Sophie Luise will ihr das Schwimmen beibringen, es gibt einen Pool auf dem Grundstück,
„vermutlich der größte private in der gesamten Toskana mit dem tiefsten Blau, das Italien für seine Urlaubsgäste aufzubieten hat."
Aber das scheue Mädchen hat Angst, der Unterricht wird auf den nächsten Tag verschoben. Noch am selben Abend kommt es zu einem tragischen Unglück und Aayana, aus dem Pool scheinbar gerade noch rechtzeitig vor dem Ertrinken gerettet, stirbt im Krankenhaus.
Schockstarre
Auf den ersten vierzig Seiten baut Glattauer eine Szenerie auf, die schockiert. Aber die eigentliche Geschichte beginnt erst jetzt, und sie ist im Kern eine politische, denn sie handelt von der Ignoranz und Empathielosigkeit, mit der auf verschiedenen Ebenen über ein Flüchtlingsleben verhandelt wird, ohne die betroffene Familie überhaupt einzubeziehen. Glattauer nutzt Postings in Internetforen, Chats, Kommentare und Dialoge, außerdem Pressetexte über die juristische Aufarbeitung des Falls, beobachtet die Familien, in deren Köpfen nach anfänglicher Schockstarre bereits die Rechtfertigungen wachsen. Elisa sucht Trost bei ihrem Liebhaber und sorgt sich um ihre politische Karriere, nicht aber um ihre traumatisierte Tochter, die im Internet nach Menschen fahndet, die Ähnliches erlebt haben. Sie trifft auf einen geheimnisvollen jungen Franzosen, der ihr lustige Trickfiguren-Clips schickt:
„Ich komme Frankreich. Paris, du kennst. Jetzt lebe ich Wien. Ich gehe zu hohe Schule Kunst. Ich bin neunzehn. Und du bist fünfzehn, du hast geschrieben... Ich schicke dir noch eine von Pierre pour vous. Gutes Schlaf! Pierre."

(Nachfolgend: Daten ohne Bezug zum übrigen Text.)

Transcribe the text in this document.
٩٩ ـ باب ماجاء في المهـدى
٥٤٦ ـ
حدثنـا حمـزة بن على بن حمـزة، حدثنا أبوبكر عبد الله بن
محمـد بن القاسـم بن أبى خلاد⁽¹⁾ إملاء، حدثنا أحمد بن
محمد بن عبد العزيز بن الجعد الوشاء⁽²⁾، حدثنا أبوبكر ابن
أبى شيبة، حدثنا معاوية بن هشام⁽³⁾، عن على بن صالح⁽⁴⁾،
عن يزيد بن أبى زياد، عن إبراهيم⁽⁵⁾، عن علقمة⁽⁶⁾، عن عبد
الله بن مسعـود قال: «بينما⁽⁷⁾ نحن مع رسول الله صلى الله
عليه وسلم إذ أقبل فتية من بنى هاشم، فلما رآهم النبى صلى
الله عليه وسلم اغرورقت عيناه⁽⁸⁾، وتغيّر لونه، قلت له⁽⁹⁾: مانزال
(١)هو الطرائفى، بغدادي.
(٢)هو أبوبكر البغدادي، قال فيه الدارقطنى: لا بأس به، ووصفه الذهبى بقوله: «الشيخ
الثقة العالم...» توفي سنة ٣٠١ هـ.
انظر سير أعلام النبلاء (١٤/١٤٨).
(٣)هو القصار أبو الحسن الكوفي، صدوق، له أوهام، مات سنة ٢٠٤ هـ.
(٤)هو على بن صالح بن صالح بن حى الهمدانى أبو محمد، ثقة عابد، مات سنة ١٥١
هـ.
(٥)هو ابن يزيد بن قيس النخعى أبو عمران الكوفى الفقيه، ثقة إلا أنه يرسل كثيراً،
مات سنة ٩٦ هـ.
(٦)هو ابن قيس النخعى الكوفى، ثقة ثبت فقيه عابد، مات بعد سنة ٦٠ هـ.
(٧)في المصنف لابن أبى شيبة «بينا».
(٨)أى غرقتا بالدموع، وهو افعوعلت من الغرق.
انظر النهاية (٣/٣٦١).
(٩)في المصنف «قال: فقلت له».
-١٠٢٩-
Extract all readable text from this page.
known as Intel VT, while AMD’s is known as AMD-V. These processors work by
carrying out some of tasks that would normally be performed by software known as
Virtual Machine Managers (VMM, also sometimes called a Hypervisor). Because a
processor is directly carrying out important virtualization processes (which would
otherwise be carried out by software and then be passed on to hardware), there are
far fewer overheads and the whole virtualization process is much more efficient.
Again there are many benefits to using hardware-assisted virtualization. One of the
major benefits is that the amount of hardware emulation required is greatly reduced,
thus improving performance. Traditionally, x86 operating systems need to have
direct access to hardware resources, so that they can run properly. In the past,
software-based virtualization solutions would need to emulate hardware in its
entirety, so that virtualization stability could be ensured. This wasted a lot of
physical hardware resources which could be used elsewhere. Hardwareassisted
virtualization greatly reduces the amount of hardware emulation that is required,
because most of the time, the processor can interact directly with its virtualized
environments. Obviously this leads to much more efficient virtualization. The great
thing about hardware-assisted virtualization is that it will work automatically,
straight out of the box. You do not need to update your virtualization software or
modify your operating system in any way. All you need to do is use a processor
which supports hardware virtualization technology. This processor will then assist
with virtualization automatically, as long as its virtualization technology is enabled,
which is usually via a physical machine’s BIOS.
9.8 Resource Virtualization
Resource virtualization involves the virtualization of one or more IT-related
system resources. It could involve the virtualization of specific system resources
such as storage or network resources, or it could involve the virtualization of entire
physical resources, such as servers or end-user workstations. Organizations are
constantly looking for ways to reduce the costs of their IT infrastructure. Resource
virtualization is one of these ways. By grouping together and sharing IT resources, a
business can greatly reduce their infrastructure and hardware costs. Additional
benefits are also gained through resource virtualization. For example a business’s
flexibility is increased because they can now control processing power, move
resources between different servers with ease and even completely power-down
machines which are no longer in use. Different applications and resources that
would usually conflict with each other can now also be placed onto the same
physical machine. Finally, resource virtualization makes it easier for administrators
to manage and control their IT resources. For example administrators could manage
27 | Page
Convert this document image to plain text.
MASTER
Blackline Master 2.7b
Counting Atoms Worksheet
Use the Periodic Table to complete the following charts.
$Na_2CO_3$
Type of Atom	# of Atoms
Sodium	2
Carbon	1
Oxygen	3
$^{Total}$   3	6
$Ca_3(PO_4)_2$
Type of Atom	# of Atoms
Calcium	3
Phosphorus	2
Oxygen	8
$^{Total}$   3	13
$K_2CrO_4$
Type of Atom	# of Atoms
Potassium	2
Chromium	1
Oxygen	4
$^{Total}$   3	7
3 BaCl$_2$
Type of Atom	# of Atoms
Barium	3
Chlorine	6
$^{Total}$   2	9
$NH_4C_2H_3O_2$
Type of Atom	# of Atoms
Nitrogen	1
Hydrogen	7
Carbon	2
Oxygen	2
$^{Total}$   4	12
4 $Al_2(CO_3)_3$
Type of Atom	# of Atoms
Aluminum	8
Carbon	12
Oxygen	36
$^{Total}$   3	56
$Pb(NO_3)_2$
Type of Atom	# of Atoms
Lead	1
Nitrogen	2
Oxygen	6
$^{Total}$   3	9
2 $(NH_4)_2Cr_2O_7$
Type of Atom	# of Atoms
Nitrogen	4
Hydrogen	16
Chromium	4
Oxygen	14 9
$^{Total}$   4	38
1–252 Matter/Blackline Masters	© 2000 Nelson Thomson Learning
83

Während sich Sophie Luise total isoliert, nur noch mit Pierre chattet, sich in ihn verliebt, gefährliche Päckchen von ihm bekommt, um ihre Traurigkeit zu lindern, sitzen die beiden Elternpaare mit einem Anwalt zusammen und beraten die bevorstehende juristische Befragung. Schließlich ist die Wahrheit
„so facettenreich, dass sie von so vielen Seiten angesehen werden kann und sich jedesmal ein klitzekleines Stückchen verändert. Die Wahrheit ist ein Chamäleon, sie wechselt ihre Farbe mit dem Blickwinkel des Betrachters."
An die betroffene Familie aus Somalia und ihr erschütterndes Schicksal wird kein Gedanke verschwendet – bis ein Anwalt in ihrem Namen eine hohe Geldsumme fordert und endlich ein verlorener Brief auftaucht, der das Unglück hätte verhindern können.
Dicht an der Realität
Die Geschichte liest sich wie ein Krimi, Glattauer bleibt dicht an der Realität, moralisiert nicht, beschreibt mit gnadenloser Genauigkeit Kälte, Egoismus und Doppelmoral derer, die Schuld tragen, sich aber hinter fadenscheinigen Ausreden verstecken. Dazu die – sattsam bekannten – höhnischen bis fremdenfeindlichen Kommentare aus dem Internet. Es gelingt ihm, durch immer neue Perspektiven und Entwicklungen die Spannung bis zum dramatischen Schluß durchzuhalten.
„Sie sind nicht spürbar, weil sie unsere Sprache noch nicht sprechen", sagt er in einem Radiobeitrag, „versteckte Menschen in einer anderen Kultur, in einer anderen Sprache. Man muss diese Wände aufschlagen, man muss zu ihnen durchdringen."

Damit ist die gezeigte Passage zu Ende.